Il en va ainsi du premier texte de ce numéro de Litterall, par lequel Helene Hegemann, sous la forme d'un récit en prose nourri de thématiques classiques, la fin de vie comme issue de plus en plus présente dans une évolution chronologique, mais aussi comme événement brutal et imprévu, les deux moments témoignant de la fragilité de la vie, la complexité d'une relation père-fille, l'être et le paraître à travers le personnage d'un champion de surf.
Se nourissant elle aussi des mythes fondateurs, Anna Hetzer, dans une démarche soutenie par les illustrations qui accompagnent son recueil et dont deux reproductions sont proposées ici, porte par ses poèmes une voix à la fois poétique et politique, la langue est investie d'un rôle social et militant au-delà d'une simple visée esthétique.
Cette démarche était déjà celle de Franz Fühmann auquel Litterall rend hommage pour le centième anniversaire de sa naissance, par la voix d'Ingo Schulze et à travers la poésie incantatoire du récit intitulé Moïra, retrouvant l'un des grands mythes de la destinée humaine, les Parques, figures mystérieuses et angoissantes dont la mission est de tisser peut-être... la langue, seul matérieu qui résiste et garde sa pureté de diamnt face aux montagnes d'immondices produites par la vie des sociétés humaines décrites par Philipp Böhm dans Les Montagnes sous la ville.
Enfin, tant Christian Filips que Daniel Falb évoquent par leurs poèmes un monde bouleversé, fait de crises et d'interrogations, d'expérimentations dont la langue est le matériau.
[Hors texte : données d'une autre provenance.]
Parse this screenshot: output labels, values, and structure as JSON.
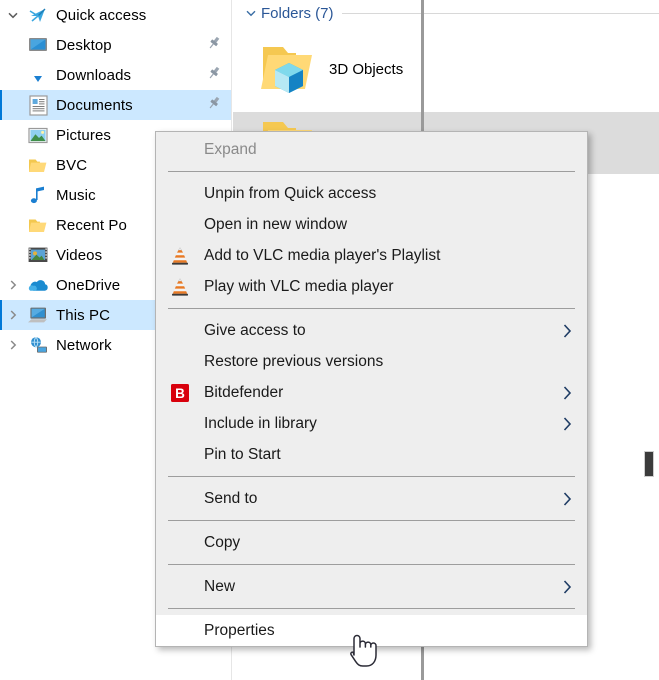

Et dont elle ne sort pas indemne. Les réflexions de Christian Filips sur la rime intérieure constituent une sorte de contre-chant à sespoèmes, elles permettent d'entrevoir, dans l'atelier du poète, le lien entre réflexion et écriture poétique. Les problèmes de traduction évoqués dans cet essai accompagnent et illustrent le dialogue entre l'allemand et le français dont Litterall se fait le messager.
Proches de nous ou plus éloignées, toutes ces voix expriment à la fois la difficulté de l'être et la force du lien qui les unit à la vie.
Françoise Toraille
Sommaire
Helene Hegemann Snoopy, la mer et moi
traduction par Catherine Teissier
Anne Hetzer La Playbox de Pandore
traduction par Jonas Fortier et Jeffrey Trehudic
Ingo Schulze « Je voudrais vous donner espoir »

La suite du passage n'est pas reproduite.